Peters, Gründer des Vier-Seen-Laufs und seit viereinhalb Jahrzehnten unangefochtener Präsident des Organisationskomitees, mittlerweile in die Jahre gekommen, hatte in diesen Tagen zum ersten Mal von Rücktritt gesprochen. Er hatte ein Ziel erreicht, an das er schon nicht mehr geglaubt hatte: Die magische Teilnehmerzahl von dreizehntausend Läuferinnen und Läufern. Mehr, hatte eine umfassende Studie ergeben, durften und würden es an diesem Lauf nie sein. Genau dreizehntausendunddreizehn Meldungen waren eingegangen. Sie hatten bei Anmeldeschluss vor einigen Wochen darauf angestossen.

„Dreizehntausend“, hatte er gesagt. Stellt euch das vor: drei – zehn – tausend.“

„Eine Unglückszahl“, hatte jemand gesagt.

Im Gegensatz zu Bronner hatte Peters NICHT geantwortet ‚es ist ein Unglück’, sondern hatte fast unter Tränen gesagt: „Dass ich das noch erleben durfte.“

Der Zeitpunkt zum Rücktritt nach diesem Lauf war wirklich günstig. Er würde mit Ehrungen überhäuft werden. Vielleicht würde er sogar Ehrenbürger von St.Montis werden, Ehrenmitglied des nationalen Skiverbands des Internationalen, des..., was gab es sonst noch?

Es gab noch einen anderen Grund, dieses Ehrenamt niederzulegen. Immer mehr übernahmen Computer die Organisation des Geschehens. Alle Auskünfte, die Peters brauchte, schienen nur noch auf Bildschirmen erhältlich zu sein. Für ihn, ein Mann des gesprochenen Worts, des Handschlags, des derben Scherzes, war das kalt und seelenlos. Eines Tages, sagte er sich, wird es den Lauf in dieser Form nicht mehr geben. Alle Teilnehmer haben einen Computer zu Hause und beginnen auf ein Startzeichen hin, ihren Lauf darauf zu simulieren. Wir sammeln hier in St.Montis nur noch die Daten. Theoretisch können wir den Lauf dann auch im Sommer durchführen. Auf jeden Fall brauchen wir keine Schneeräumung mehr, keinen Streckenunterhalt, keine Parkplätze, keine Kleidersäcke und was sonst noch. Und es können sogar zweihunderttausend Leute oder mehr teilnehmen.
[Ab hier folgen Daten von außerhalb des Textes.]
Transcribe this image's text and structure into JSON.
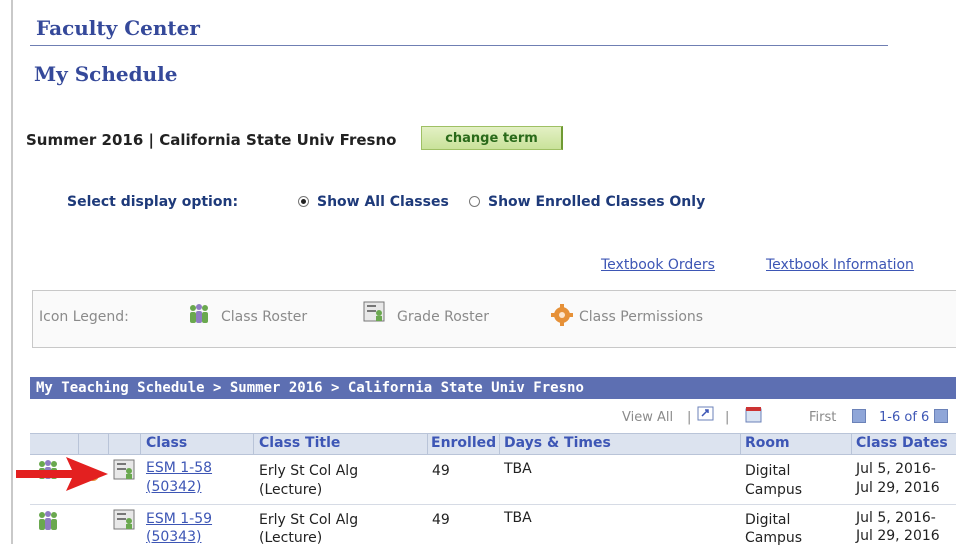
{
  "header": {
    "app_title": "Faculty Center",
    "page_title": "My Schedule"
  },
  "term": {
    "text": "Summer 2016 | California State Univ  Fresno",
    "change_label": "change term"
  },
  "display": {
    "label": "Select display option:",
    "option_all": "Show All Classes",
    "option_enrolled": "Show Enrolled Classes Only",
    "selected": "Show All Classes"
  },
  "links": {
    "textbook_orders": "Textbook Orders",
    "textbook_information": "Textbook Information"
  },
  "legend": {
    "label": "Icon Legend:",
    "class_roster": "Class Roster",
    "grade_roster": "Grade Roster",
    "class_permissions": "Class Permissions"
  },
  "schedule": {
    "header": "My Teaching Schedule > Summer 2016 > California State Univ Fresno",
    "view_all": "View All",
    "first": "First",
    "range": "1-6 of 6",
    "columns": [
      "Class",
      "Class Title",
      "Enrolled",
      "Days & Times",
      "Room",
      "Class Dates"
    ],
    "rows": [
      {
        "class_line1": "ESM 1-58",
        "class_line2": "(50342)",
        "title_line1": "Erly St Col Alg",
        "title_line2": "(Lecture)",
        "enrolled": "49",
        "days_times": "TBA",
        "room_line1": "Digital",
        "room_line2": "Campus",
        "dates_line1": "Jul 5, 2016-",
        "dates_line2": "Jul 29, 2016"
      },
      {
        "class_line1": "ESM 1-59",
        "class_line2": "(50343)",
        "title_line1": "Erly St Col Alg",
        "title_line2": "(Lecture)",
        "enrolled": "49",
        "days_times": "TBA",
        "room_line1": "Digital",
        "room_line2": "Campus",
        "dates_line1": "Jul 5, 2016-",
        "dates_line2": "Jul 29, 2016"
      }
    ]
  },
  "colors": {
    "title_blue": "#35499a",
    "header_bar": "#5d6fb2",
    "link_blue": "#3d56b5",
    "button_green": "#c9e29a",
    "arrow_red": "#e32020"
  }
}
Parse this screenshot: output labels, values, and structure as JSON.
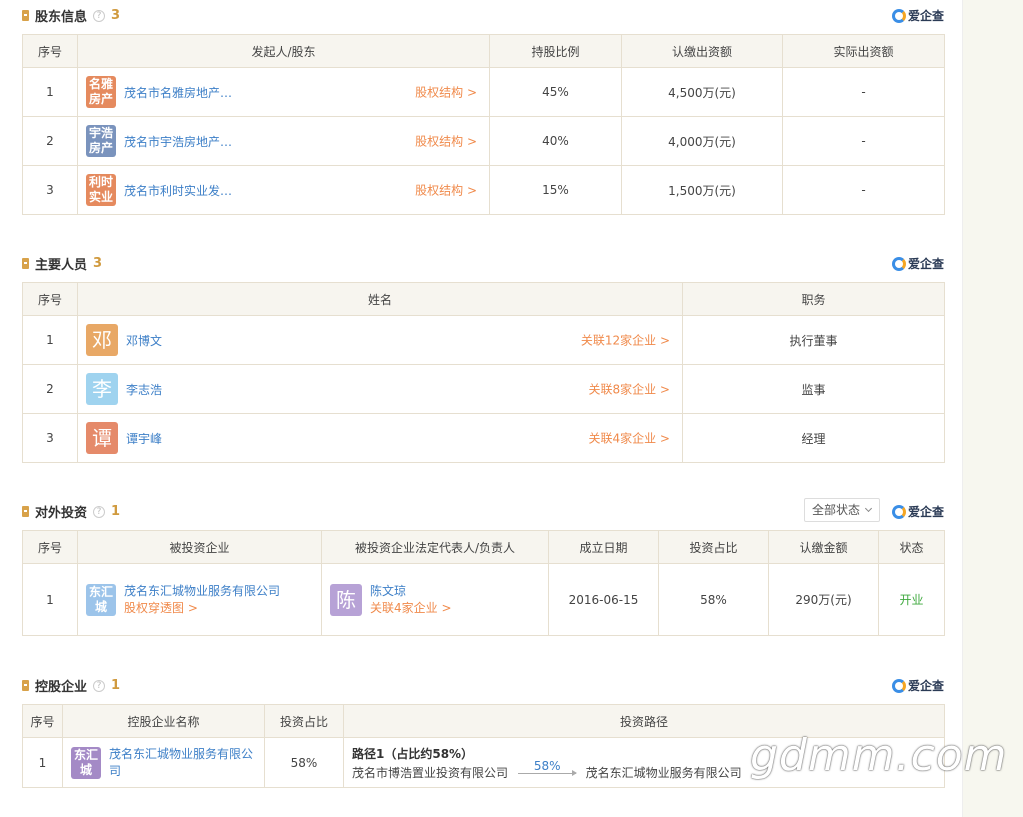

Doch zunächst einmal waren es die dreizehntausend, die ihn beschäftigten. Das waren noch einmal siebenhundert mehr als im Jahr zuvor. Schon das war ein Rekordjahr gewesen, und die Organisation war hier und da ins Schwimmen gekommen. In diesem Jahr würde es noch kritischer werden. Es standen ihm weniger freiwillige Helfer und Funktionäre zur Verfügung als bei den letzten Läufen. Viele der jüngeren Leute, die in der Gegend keine Dauerbeschäftigung mehr fanden, waren in die Städte im Unterland abgewandert. Sein grösstes Bedenken aber war der bevorstehende markante Wetterumschlag. Ausgerechnet jetzt, nachdem sie zehn Traumtage hintereinander gehabt hatten. Er stand ständig mit der meteorologischen Landesanstalt, die für die Region des Vier-Seen-Laufs einen speziellen Wettervorhersagedienst eingerichtet hatte, in Verbindung. Von Westen her näherte sich schnell eine Schlechtwetterfront. Bereits in den Bergen angekommen, liess sich ihre Aktivität nicht genau auf Punkt und Stunde voraussagen. Es wurde jedoch in der Frühe mit sehr tief hängenden Wolken gerechnet, die wie Nebelschwaden ins Tal gedrückt würden. Sie konnten zwischen fünf und zehn so dicht sein, dass beim vorgesehenen Start um neun mit Schwierigkeiten zu rechnen war. Über diese Wolkennebelschicht würde sich jedoch gerade dann eine zweite Wolkenschicht schieben, die am Spätnachmittag intensive Niederschläge bringen würde. Bis in eine Höhe von tausend Metern Regen, darüber Schnee.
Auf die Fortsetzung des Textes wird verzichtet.